The majority of reduced or full studies will administer a single dose of the investigational product. Prior findings must support that a single dose accurately reflects the drug’s pharmacokinetic profile. This is often observed when a parent drug or metabolite displays a linear and time-independent profile. For compounds with a nonlinear or time-dependent pharmacokinetics, evaluating following multiple doses may be required. Multiple-dose studies should be of sufficient duration to achieve steady state. A loading dose strategy might be considered to expedite reaching steady state if the elimination half-life is relatively long, necessitating repeat dosing for several weeks. However, if a drug with a long half-life can achieve clinically relevant concentrations following single dose administration, administering a loading doses or assessing the pharmacokinetic impact at steady-state may not be necessary [32]. In addition, a loading dose could be considered for drugs intended to be administered as an IV infusion [33]. Moreover, lower doses or less frequent dosing may be an important consideration for the renal impaired patient to avoid drug or metabolite accumulation and potential toxic side-effects during a reduced or full study.

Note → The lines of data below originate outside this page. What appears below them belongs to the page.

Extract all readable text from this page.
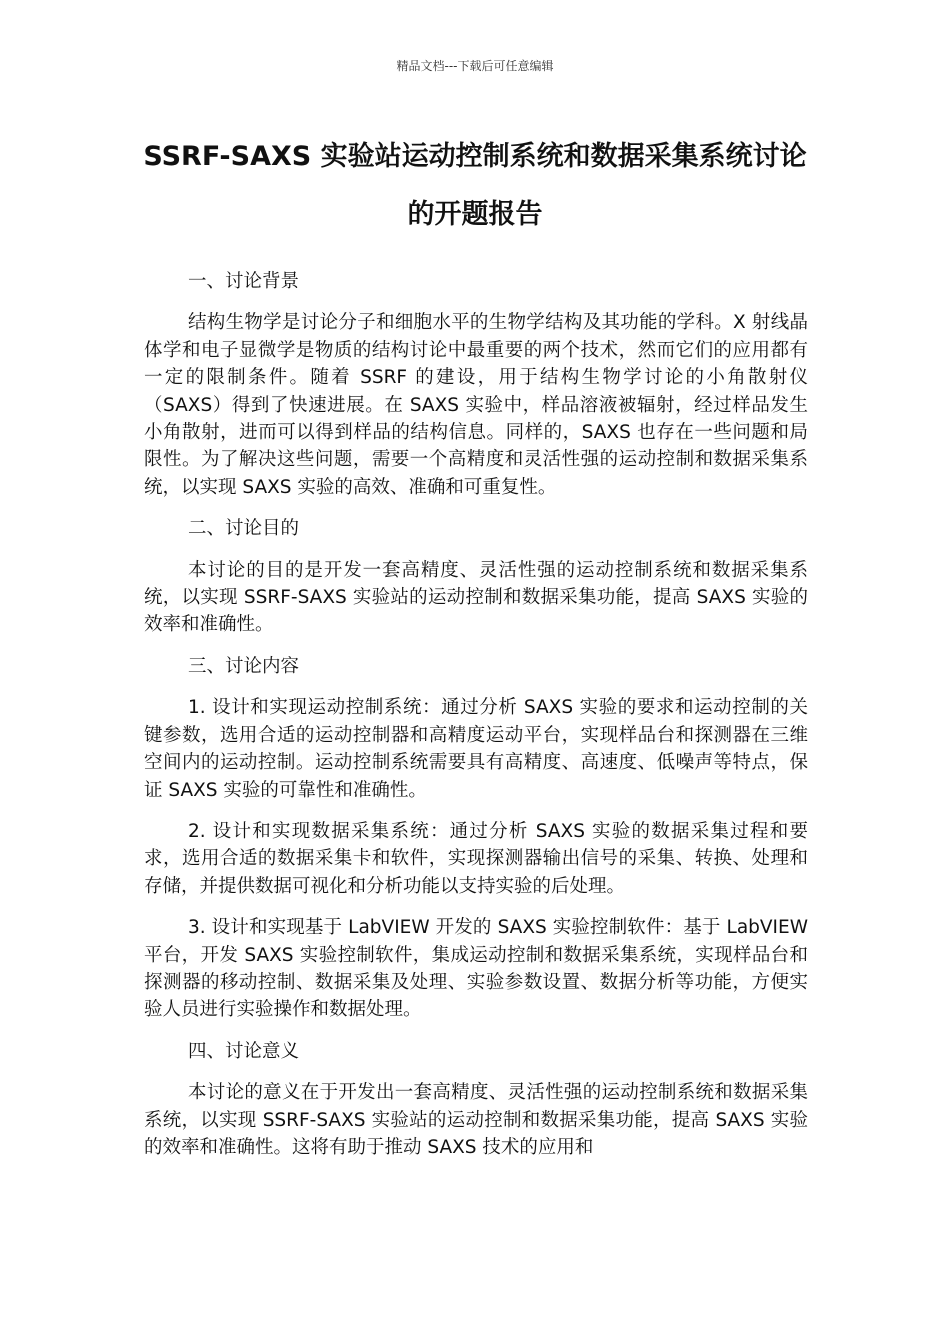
精品文档---下载后可任意编辑
SSRF-SAXS 实验站运动控制系统和数据采集系统讨论的开题报告

一、讨论背景

结构生物学是讨论分子和细胞水平的生物学结构及其功能的学科。X 射线晶体学和电子显微学是物质的结构讨论中最重要的两个技术，然而它们的应用都有一定的限制条件。随着 SSRF 的建设，用于结构生物学讨论的小角散射仪（SAXS）得到了快速进展。在 SAXS 实验中，样品溶液被辐射，经过样品发生小角散射，进而可以得到样品的结构信息。同样的，SAXS 也存在一些问题和局限性。为了解决这些问题，需要一个高精度和灵活性强的运动控制和数据采集系统，以实现 SAXS 实验的高效、准确和可重复性。

二、讨论目的

本讨论的目的是开发一套高精度、灵活性强的运动控制系统和数据采集系统，以实现 SSRF-SAXS 实验站的运动控制和数据采集功能，提高 SAXS 实验的效率和准确性。

三、讨论内容

1. 设计和实现运动控制系统：通过分析 SAXS 实验的要求和运动控制的关键参数，选用合适的运动控制器和高精度运动平台，实现样品台和探测器在三维空间内的运动控制。运动控制系统需要具有高精度、高速度、低噪声等特点，保证 SAXS 实验的可靠性和准确性。

2. 设计和实现数据采集系统：通过分析 SAXS 实验的数据采集过程和要求，选用合适的数据采集卡和软件，实现探测器输出信号的采集、转换、处理和存储，并提供数据可视化和分析功能以支持实验的后处理。

3. 设计和实现基于 LabVIEW 开发的 SAXS 实验控制软件：基于 LabVIEW 平台，开发 SAXS 实验控制软件，集成运动控制和数据采集系统，实现样品台和探测器的移动控制、数据采集及处理、实验参数设置、数据分析等功能，方便实验人员进行实验操作和数据处理。

四、讨论意义

本讨论的意义在于开发出一套高精度、灵活性强的运动控制系统和数据采集系统，以实现 SSRF-SAXS 实验站的运动控制和数据采集功能，提高 SAXS 实验的效率和准确性。这将有助于推动 SAXS 技术的应用和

5. Operational definition of renal impairment

GFR is an ideal index to assess kidney function as it calculates nephron plasma volume filtration per unit time during urine formation (milliliters per minute). Reference GFR ranges are based on BSA-normalization and are approximately 105 mL/min per 1.73 m² [34]. A key difference between the two agency guidelines is their requirements for how GFR is determined. The EMA guidelines recommend that for the classification of renal function in clinical studies, an exogenous marker (ex. inulin) be used to assess GFR. Conversely, the FDA acknowledge that exogenous methods for GFR determination are not usually employed or available in a clinical research setting, and therefore allows for estimates of GFR (eGFR) based on endogenous markers.

5.1. Inulin clearance

Inulin clearance is often considered the gold standard for assessment of renal excretion. Inulin is an inert polysaccharide exclusively eliminated by glomerular filtration. For GFR assays, inulin or sinistrin (a more water soluble analog) is continuously infused intravenously while timed urine samples are collected. Although heralded as the reference standard, this assessment is not particularly practical for patients, therefore variations in the procedure were developed to remove the need for multiple urine samples to assess systemic inulin clearance in plasma. Unfortunately, these results showed poor correlation to the reference method [35]. Moreover, the inulin methodology is associated with other drawbacks including the feasibility of acquiring inulin or sinistrin, a lengthy infusion period, and although generally considered safe, one case of anaphylaxis was observed upon sinistrin infusion [36].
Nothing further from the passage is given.